Kevin Hunter Kesling
hunteke at earlham.edu
Wed Apr 17 11:13:30 EDT 2013
Hi List,
My research group is using a Dreamhost box to serve some static HTML.
The same account has a number of virtual domains under it, some of which
use Wordpress. Over the past month, I've gotten wise to regular changes
that we have not made to filesystem. I don't have much experience with
what to do when I don't have complete control of the system, so I have a
couple of questions that I'd like to run past this group:
* There are no world-writable directories or files under the account.
Given that the only logs I have access to are the account's virtual
domain logs (access and error), what -- if anything -- can I do to
discover how the attacker is getting in? Beyond that, if it's
/not/ us, what are our options?
* The attacker is changing our .htaccess. Given the below snippet of
it, and the fact that we otherwise serve static HTML (though with
SSI), is there an obviously open barn door that I'm missing?
-----
XBitHack Full # To allow SSI only on u+x html files
RemoveHandler py # Do not try to execute any Python files ...
<FilesMatch "\.(?i:py)$"> # ... instead, serve them as a download
ForceType text/x-python
Header set Content-Disposition attachment
</FilesMatch>
# After the attacker has done the deed, these two new lines are
# added, and the referenced script has been put in place:
AddType application/x-httpd-php5 .html .htm
php_value auto_prepend_file /path/to/PHP/script/logo_small.png
-----
If you're interested in the specifics, I expand below.

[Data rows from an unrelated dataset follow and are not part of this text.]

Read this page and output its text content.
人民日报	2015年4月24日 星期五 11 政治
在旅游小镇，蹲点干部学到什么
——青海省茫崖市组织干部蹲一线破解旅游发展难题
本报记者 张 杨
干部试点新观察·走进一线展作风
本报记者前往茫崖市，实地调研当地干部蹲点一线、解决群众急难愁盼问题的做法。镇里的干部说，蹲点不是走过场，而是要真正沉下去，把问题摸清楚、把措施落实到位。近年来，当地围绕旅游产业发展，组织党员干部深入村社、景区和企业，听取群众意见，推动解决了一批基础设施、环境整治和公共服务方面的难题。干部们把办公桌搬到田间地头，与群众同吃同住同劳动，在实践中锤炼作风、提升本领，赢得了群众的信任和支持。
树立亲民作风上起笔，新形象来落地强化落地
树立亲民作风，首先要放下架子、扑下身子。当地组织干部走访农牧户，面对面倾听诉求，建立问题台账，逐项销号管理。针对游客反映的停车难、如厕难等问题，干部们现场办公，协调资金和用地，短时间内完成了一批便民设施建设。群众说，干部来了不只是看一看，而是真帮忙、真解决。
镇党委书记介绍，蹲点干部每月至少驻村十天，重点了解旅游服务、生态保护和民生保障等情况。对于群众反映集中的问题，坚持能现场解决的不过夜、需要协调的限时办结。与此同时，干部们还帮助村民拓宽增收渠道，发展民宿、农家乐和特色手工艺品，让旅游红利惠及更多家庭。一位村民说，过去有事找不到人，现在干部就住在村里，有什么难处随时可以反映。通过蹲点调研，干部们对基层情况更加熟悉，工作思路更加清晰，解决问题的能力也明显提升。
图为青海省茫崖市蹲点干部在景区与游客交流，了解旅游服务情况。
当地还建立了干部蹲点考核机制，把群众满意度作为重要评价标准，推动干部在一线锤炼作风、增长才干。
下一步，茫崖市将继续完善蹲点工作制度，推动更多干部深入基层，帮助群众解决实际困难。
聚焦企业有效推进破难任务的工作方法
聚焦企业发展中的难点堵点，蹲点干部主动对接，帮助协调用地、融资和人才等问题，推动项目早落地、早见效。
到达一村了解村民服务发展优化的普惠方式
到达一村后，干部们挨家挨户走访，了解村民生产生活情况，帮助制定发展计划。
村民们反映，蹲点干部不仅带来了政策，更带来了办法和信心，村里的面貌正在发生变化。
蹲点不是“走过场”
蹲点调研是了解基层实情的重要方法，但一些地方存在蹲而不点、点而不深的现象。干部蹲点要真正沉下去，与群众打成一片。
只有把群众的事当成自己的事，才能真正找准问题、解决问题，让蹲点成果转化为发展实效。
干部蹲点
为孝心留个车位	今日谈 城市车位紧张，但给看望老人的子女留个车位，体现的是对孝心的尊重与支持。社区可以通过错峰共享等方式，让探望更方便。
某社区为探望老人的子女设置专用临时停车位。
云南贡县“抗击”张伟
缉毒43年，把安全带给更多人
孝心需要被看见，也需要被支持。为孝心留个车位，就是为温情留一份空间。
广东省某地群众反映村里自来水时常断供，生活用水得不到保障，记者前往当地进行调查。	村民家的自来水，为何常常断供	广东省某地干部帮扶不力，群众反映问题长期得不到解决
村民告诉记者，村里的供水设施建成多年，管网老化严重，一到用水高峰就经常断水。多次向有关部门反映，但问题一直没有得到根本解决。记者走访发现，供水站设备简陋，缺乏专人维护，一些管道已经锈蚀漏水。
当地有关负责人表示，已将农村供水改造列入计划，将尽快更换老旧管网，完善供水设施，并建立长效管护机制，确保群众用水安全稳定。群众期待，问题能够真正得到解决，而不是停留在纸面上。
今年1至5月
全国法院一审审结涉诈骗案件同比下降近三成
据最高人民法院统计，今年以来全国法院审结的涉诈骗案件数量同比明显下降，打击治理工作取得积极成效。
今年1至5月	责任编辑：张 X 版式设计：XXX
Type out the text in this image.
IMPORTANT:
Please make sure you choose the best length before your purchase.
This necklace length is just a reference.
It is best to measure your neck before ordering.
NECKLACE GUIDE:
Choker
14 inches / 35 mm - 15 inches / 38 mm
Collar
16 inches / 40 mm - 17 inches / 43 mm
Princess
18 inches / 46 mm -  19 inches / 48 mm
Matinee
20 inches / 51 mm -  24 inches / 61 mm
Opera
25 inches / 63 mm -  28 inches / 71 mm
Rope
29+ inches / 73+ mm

But my main
questions are outline above.
I've changed the path to logo_small.png to protect the guilty, but
despite its name, it's actually a PHP script with the standard base64
encoded gzip compressed content. After decompressing, decoding, and
poking around the script, it /appears/ to be a mixture of PHP and
Javascript. I gather its intention is to somehow make money on link
munging, perhaps with further information garnered from a home server.
(For example, I see references to search engine IP ranges, like 8.8.4.0
and 8.8.4.255.)
For now, I've tried a first ditch effort at preventing this from
happening again by blocking all IPs that request anything with a
parameter in the URL (via Apache and "Deny from IP IP ..." in the
.htaccess). Unfortunately, I'm fairly certain this workaround will buy
me little, especially as I don't know how the attacker got in.
My immediate Googlings have not proven too fruitful, so I turn to the
group. Thanks for any and all input!